Then open `http://localhost:3000` in your browser.

The server immediately begins connecting to the robot. The status indicator in the top-left of the UI turns green once a session is established. If the robot is unreachable the server retries every 3 seconds automatically.

---

## UI overview

The interface is divided into three panels.

### Left panel — Controls

**Head Navigation**
- Arrow pad (↑ ↓ ← →): moves Jibo's head.
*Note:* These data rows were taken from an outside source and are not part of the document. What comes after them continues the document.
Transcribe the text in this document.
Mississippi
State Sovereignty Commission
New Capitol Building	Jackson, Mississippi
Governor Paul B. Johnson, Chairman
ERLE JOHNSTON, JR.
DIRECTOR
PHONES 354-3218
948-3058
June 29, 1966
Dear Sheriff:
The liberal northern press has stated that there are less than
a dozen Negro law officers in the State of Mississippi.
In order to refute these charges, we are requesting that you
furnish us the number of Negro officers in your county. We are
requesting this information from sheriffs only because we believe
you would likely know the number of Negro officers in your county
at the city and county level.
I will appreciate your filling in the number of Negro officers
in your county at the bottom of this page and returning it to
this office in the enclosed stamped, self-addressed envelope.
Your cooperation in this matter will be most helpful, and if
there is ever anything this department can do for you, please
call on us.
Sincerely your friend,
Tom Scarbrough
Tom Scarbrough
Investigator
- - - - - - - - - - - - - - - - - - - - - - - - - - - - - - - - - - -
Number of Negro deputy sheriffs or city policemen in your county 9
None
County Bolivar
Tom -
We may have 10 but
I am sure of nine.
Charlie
Each press sends one step command and waits for the robot to acknowledge before sending the next, so there is no command queuing or drift.
- Clicking anywhere on the camera feed makes Jibo look at that point in the scene.
- The **Track** checkbox keeps the robot tracking that point continuously.

**Say**
- Type any text (plain or ESML markup) and press **▶ Say**.
- **✕ Stop** cancels mid-speech.

**Listen**
- Triggers Jibo's on-device ASR (port 8088, no cloud required).
- Configure the no-speech and max-speech timeouts before pressing **🎙 Listen**.
- The transcribed result appears below the buttons.
- **Auto-listen on hotword**: when checked, Re-Commander listens automatically every time the wake word ("Hey Jibo") is detected.

**Attention Mode**
- Sets Jibo's attention state: `OFF`, `IDLE`, `DISENGAGE`, `ENGAGED`, `SPEAKING`, `FIXATED`, `ATTRACTABLE`, `COMMAND`.

**Volume**
- Drag the slider and press **Set Volume** (0 – 100%).

**Voice AI**
- Enables a continuous listen → LLM → speak loop.
- The LLM receives the transcribed speech and returns ESML; Jibo speaks the reply with matching animations.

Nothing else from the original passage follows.